ADR-019: Lightweight Metrics with Victoria Metrics

Status: Accepted Date: 2026-03-05 Decision Makers: Human + Agent Prompted By: ADR-006 deferred metrics collection (Prometheus) until dynamic workloads justified it. The platform now runs 7 static sites, Umami, and a full observability stack across two K3s nodes. Node-level resource metrics (CPU, memory, disk) and Kubernetes object metrics (deployment health, pod restarts) are needed for operational awareness, but the B2s VM (4 GB RAM) on node2 leaves limited headroom after Loki and Grafana.

Context

ADR-006 deployed Grafana + Loki + Promtail without Prometheus, noting that “current workloads are static sites with no /metrics endpoints” and that “when specmcp.ai introduces an API backend, a follow-on ADR will add Prometheus.”

The platform has since grown: two K3s nodes (ADR-016), a shared PostgreSQL Flexible Server (ADR-017), External Secrets Operator (ADR-018), Umami analytics, and the observability stack itself.
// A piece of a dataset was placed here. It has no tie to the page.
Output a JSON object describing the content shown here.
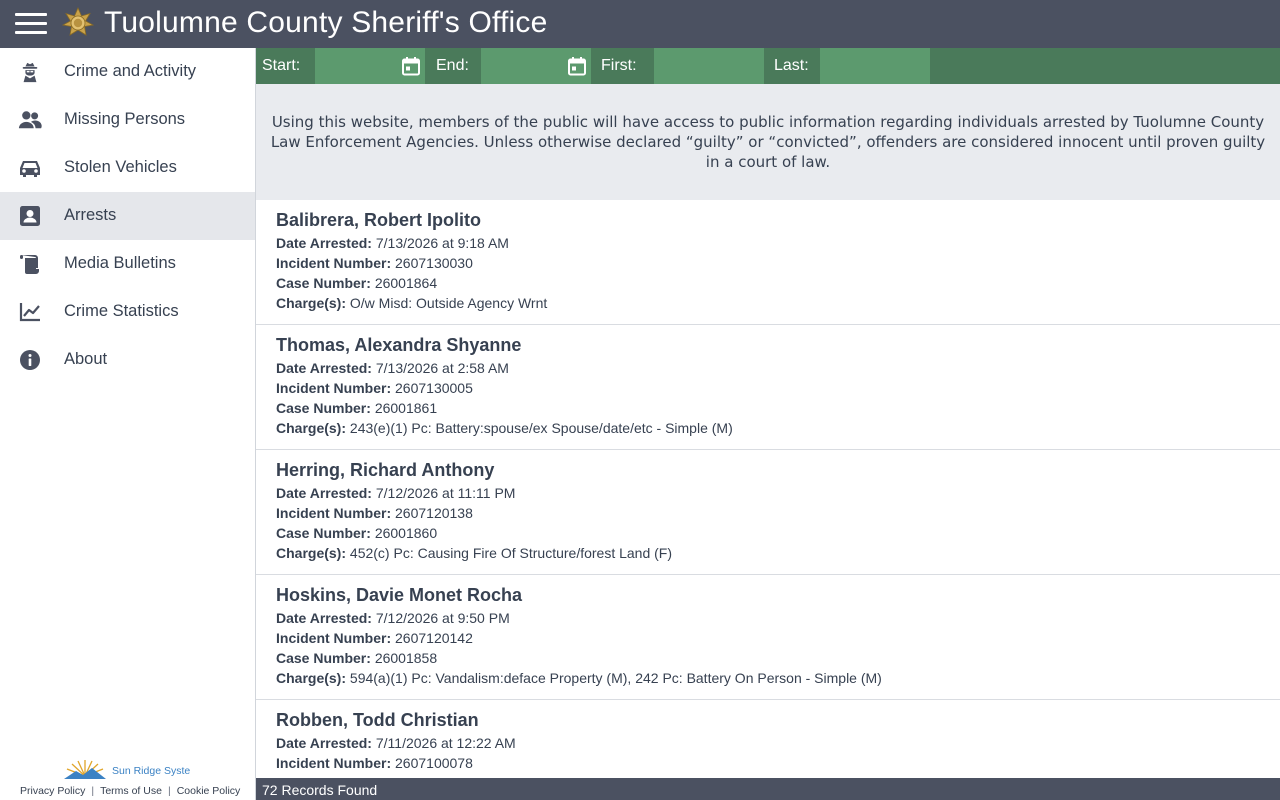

The Grafana dashboards (Spec 0006) provide log-based visibility, but cannot answer resource-level questions: Is node2 running out of memory? Which pods are consuming the most CPU? Is the PostgreSQL connection count climbing?

Prometheus is the standard answer, but it is memory-hungry. ADR-006 estimated 256-512 MB for the server alone, plus node-exporter. On node2 (B2s, 4 GB RAM), Loki and Grafana already consume ~500 MB. Adding Prometheus would push the node to ~1 GB for observability alone, with limited headroom for OS overhead and filesystem cache.

A lighter-weight, Prometheus-compatible metrics solution is needed.

Current resource budget on node2 (B2s, 4 GB RAM)

Component	Estimated RAM
Loki (SingleBinary)	~256 MB
Grafana + sidecar	~250 MB
OS + K3s agent overhead	~512 MB
Total committed	~1 GB
Available for metrics	~1-1.5 GB

Decision Drivers

Resource efficiency: Must fit within ~1-1.5 GB on node2 alongside Loki and Grafana, without upgrading the VM SKU.
Prometheus compatibility: Must speak PromQL and scrape standard /metrics endpoints so existing Grafana community dashboards work without modification.
Operational simplicity: Prefer a single binary/chart that bundles the metrics server, node-exporter, and kube-state-metrics, minimising the number of HelmReleases.
GitOps native: Must deploy via Flux HelmRelease, consistent with the existing Loki/Promtail/Grafana pattern.
No external dependencies: Self-hosted on the cluster, no cloud service tie-in.

Options Considered

Option A: Prometheus (kube-prometheus-stack)

The standard Kubernetes metrics stack. The kube-prometheus-stack Helm chart bundles Prometheus server, AlertManager, node-exporter, kube-state-metrics, and Grafana (which we’d disable).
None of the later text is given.